Factors behind this could be the much wider variety of regional variation in Europe compared to America in terms of culture, customs and not least language.Alternatively, though, the introduction of a single currency could hit employment in some regions of the Euro zone due the restrictions placed on monetary policy alluded to in the opening paragraph. A topical example of this in recent years is Germany, who has been suffering from high unemployment rates and 'high' interest rates. To rectify their problem, in the days of the Deutsche Mark, they would simply have lowered interest rates to increase spending and stimulate their economy, but now this is an option unavailable to them.The problem is that other areas of the zone, the Netherlands say have high unemployment rates, and ideally what their economy would require is a high interest rate to dampen the economy.

Neither country has autonomous control of their money supply and the ECB (European Central Bank) has to set rates such as best match the needs of the region as a whole, not just individual economies. There are many different types of unemployment that can occur throughout the euro zone. Frictional unemployment occurs commonly throughout the workforce.It comprises of people that or temporally out of work as they are looking for a new job.

Structural unemployment can cause more problems within different states in the euro zone than the area as a whole. This is due to major movements of industries throughout the zone, in search of cheaper labour. It can cause a miss-match to the location of the job and the location of the workers. Cyclical unemployment arises when the demand for employment is in decline, caused by a business cycle recession. Classical unemployment occurs as the national minimum wage is above the true market clearing price.However classical unemployment can really be seen.

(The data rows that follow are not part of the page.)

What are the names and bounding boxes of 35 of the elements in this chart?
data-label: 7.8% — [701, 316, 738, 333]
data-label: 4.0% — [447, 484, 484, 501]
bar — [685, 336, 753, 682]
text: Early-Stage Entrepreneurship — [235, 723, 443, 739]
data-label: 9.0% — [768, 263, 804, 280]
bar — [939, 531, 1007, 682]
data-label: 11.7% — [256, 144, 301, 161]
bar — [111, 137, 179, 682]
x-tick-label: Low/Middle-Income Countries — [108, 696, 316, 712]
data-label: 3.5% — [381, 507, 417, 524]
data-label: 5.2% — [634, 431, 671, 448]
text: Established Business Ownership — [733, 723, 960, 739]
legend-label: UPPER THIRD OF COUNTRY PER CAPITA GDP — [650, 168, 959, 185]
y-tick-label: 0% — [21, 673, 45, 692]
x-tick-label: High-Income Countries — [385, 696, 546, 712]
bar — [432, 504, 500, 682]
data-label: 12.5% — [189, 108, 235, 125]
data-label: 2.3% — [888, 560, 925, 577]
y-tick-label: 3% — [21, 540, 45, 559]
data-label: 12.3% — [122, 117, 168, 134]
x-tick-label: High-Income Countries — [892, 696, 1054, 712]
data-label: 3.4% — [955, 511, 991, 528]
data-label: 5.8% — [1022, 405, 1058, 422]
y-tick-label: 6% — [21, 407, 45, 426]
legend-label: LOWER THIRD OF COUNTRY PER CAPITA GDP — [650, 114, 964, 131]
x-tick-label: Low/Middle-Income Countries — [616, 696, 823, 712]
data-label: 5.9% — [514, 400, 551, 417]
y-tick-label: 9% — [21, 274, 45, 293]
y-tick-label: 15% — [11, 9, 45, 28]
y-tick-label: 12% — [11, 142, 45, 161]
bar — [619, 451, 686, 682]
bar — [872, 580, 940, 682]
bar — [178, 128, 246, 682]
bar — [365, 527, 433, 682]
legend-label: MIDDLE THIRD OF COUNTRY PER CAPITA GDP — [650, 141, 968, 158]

Technological and structural unemployment occurs as machines are used to replace the human workforce and as seasonal demand dictates the demand for unemployment. The claimant count is one method of measuring unemployed, simply by counting the number of people claiming unemployment benefits. However the major problem with such figures is that many people would consider themselves unemployed but would not be allowed to claim benefits, or others maybe simply would not claim benefits for one reason or another.Many people also saw the claimant count as been rather open to government manipulation. The labour force survey measure is comprised of the percentage of 15-64 year olds who are in paid employment excluding those who live in 'collective households' (such as halls of residence). Due to this the actual figures quoted are the employment rates in each country.

To be officially classed as unemployed, people must have actively sought work in the 4 weeks previous to the survey being carried out and must be 'currently' available to take a job (Economics Update 2001, 7).